O cuidado ainda pode ser definido, pelo mesmo autor (2003a), como sendo uma relação amorosa com a realidade na qual se vive, visando a assegurar a subsistência e dando espaço para o seu desenvolvimento. O cuidado também pode ser visto como uma condição advinda da inteligência e da amorosidade, sendo um gesto amoroso em prol da realidade, que

objetiva proteção e que traz serenidade e paz, por isso considera-se que o cuidado é essencial (BOFF, 2003b). Para o Heidegger, o cuidado é um termo que visa a designar, de acordo com Nascimento (2013, p. 92), “[...] a apreensão formal da totalidade estrutural do ser-aí enquanto ser-no-mundo que existe facticamente”. Por ser fundamentalmente cuidado, ainda na concepção de Heidegger, “o ser do ser-aí pode ser compreendido nas relações que sempre e a cada vez estabelece com os entes e, desta forma, também as de cunho protetivo” (NASCIMENTO, 2013, p. 93). No entender de Boff (2003a), o homem está vivenciando momentos de muitos descuidos: descuido consigo mesmo, com os outros, com o planeta. Entretanto, o ser humano precisa aprender que cabeça e coração são dimensões do mesmo corpo, e a partir da combinação dessas duas dimensões nasce o cuidado, já que “todos nós passamos uma única vez por este planeta. Se perdemos a oportunidade do encontro com os outros, esta nunca se repetirá e uma mensagem singular deixou de ser ouvida e integrada na grande fala do Universo” (BOFF, 2012, p. 148). Como o ser humano está aqui apenas de passagem, deve, ao menos, ter cuidado com suas ações, para que as mesmas sejam vistas, lidas, percebidas e interpretadas pelas próximas gerações como algo de valor inestimável.
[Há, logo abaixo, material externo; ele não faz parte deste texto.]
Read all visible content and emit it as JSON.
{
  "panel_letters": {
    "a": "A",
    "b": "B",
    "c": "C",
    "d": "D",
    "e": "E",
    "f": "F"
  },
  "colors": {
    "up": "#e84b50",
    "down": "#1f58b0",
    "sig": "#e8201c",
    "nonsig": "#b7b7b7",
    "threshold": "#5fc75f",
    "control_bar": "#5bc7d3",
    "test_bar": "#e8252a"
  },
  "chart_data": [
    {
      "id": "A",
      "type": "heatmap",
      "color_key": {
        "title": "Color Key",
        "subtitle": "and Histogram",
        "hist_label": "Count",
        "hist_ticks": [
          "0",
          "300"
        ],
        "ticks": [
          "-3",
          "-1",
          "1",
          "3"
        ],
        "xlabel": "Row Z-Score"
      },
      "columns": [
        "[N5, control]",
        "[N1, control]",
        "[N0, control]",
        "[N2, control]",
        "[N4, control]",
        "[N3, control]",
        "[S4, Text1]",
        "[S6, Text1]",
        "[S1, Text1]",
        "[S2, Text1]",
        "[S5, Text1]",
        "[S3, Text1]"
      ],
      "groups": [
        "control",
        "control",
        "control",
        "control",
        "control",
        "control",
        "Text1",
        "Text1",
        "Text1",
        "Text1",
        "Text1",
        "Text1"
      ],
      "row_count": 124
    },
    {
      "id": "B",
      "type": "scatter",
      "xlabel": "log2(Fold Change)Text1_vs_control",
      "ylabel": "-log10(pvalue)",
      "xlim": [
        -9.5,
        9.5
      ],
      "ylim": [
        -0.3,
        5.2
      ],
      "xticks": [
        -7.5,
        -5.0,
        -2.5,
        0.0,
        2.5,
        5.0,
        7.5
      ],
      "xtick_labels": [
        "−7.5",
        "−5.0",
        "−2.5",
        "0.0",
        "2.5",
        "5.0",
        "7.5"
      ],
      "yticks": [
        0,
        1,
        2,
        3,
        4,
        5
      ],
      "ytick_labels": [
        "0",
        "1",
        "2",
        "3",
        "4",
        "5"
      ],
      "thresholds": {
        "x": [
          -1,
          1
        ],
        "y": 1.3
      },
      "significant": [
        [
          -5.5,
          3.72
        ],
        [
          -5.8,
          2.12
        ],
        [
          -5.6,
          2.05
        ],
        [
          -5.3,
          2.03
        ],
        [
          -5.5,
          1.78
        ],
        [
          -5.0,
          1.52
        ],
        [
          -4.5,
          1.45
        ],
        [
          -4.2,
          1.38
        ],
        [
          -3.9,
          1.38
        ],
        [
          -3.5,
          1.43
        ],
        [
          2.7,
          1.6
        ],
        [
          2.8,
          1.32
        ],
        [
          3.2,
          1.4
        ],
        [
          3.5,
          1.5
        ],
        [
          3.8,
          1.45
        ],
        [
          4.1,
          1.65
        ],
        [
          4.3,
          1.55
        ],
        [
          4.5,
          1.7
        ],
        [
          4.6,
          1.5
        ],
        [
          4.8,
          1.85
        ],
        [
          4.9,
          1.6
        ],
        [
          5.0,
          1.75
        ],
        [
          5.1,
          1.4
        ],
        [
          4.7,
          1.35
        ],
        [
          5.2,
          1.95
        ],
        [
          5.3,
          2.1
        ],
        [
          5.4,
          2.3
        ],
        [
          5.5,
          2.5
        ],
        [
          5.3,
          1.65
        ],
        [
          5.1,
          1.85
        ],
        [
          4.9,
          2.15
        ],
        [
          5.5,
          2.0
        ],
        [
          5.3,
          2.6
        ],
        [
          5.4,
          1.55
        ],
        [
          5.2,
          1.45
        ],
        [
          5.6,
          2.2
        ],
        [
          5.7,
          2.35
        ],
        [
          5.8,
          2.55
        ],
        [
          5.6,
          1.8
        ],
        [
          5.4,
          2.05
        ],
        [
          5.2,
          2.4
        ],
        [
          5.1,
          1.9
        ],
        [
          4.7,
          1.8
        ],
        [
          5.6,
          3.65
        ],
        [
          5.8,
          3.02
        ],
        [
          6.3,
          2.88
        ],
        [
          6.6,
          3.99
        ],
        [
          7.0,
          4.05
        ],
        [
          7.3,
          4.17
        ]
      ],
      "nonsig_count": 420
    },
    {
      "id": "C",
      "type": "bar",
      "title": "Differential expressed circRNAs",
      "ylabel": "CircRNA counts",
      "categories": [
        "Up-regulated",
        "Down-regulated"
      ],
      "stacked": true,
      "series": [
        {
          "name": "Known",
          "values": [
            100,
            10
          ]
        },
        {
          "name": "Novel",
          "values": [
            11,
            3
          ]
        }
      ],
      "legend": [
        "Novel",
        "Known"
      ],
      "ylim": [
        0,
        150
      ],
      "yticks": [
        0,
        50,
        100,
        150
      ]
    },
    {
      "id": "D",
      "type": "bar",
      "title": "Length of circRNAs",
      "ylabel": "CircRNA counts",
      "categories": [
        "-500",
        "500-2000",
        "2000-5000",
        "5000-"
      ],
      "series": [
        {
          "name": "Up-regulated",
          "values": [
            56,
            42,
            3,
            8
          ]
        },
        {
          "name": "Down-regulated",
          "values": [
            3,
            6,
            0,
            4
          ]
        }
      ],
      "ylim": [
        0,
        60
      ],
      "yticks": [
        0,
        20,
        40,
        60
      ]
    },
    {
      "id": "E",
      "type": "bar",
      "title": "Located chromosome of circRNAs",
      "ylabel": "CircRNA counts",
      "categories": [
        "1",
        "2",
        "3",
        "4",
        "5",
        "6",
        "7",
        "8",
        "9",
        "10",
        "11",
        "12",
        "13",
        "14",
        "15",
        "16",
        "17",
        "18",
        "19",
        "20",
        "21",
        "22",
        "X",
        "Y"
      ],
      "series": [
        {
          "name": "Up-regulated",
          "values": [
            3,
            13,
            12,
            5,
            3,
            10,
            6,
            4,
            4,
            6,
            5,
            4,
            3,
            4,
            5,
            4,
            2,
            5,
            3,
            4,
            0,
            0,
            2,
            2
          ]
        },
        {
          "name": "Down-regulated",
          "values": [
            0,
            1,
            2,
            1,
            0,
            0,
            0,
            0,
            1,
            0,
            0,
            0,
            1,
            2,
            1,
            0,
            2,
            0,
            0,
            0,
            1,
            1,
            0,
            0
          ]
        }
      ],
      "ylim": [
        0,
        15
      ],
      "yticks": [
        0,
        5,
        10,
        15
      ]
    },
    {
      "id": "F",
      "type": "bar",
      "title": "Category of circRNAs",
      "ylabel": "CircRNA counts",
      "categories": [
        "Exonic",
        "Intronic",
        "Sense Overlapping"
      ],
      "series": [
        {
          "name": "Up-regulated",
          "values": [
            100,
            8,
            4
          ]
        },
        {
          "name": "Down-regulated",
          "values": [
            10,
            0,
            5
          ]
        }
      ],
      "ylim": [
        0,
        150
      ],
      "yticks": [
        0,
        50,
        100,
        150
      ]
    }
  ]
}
Boff (2012) diz que o cuidado é uma arte que precisa ser alimentada, sustentada e esse alimento e sustento do cuidado surgem da constante preocupação que o homem possui com o futuro. Por isso acredita-se que cuidar do planeta envolve cuidar de todos os bens naturais renováveis e não renováveis, de suas paisagens, de todos os seres que o habitam, dos bens culturais produzidos pela inteligência humana. Além disso, o homem deve pautar seu cuidado na compreensão, que, conforme Boff (2003b, p. 32), “[...] significa utilizar a ciência e a técnica sempre em consonância com a comunidade e nunca contra ela ou sacrificando sua integridade e beleza”.

Nesse contexto,

justiça e cuidado são as pilastras sobre as quais se sustenta a morada humana e que produzem a possível felicidade e o suficiente bem-estar para todos. A biocivilização que queremos deverá sustentar-se nesse tipo de ética, boa para os humanos e amigável para com a natureza. (BOFF, 2012, p. 136).

Em outras palavras, as relações humanas com o todo devem ser pautadas na ética do cuidado. Boff (2003b, p. 37) ainda frisa que “[...] é pelo cuidado permanente, ao largo de todo o tempo em que existir sobre a face da Terra, que a vida se mantém, se reproduz e co- evolui”.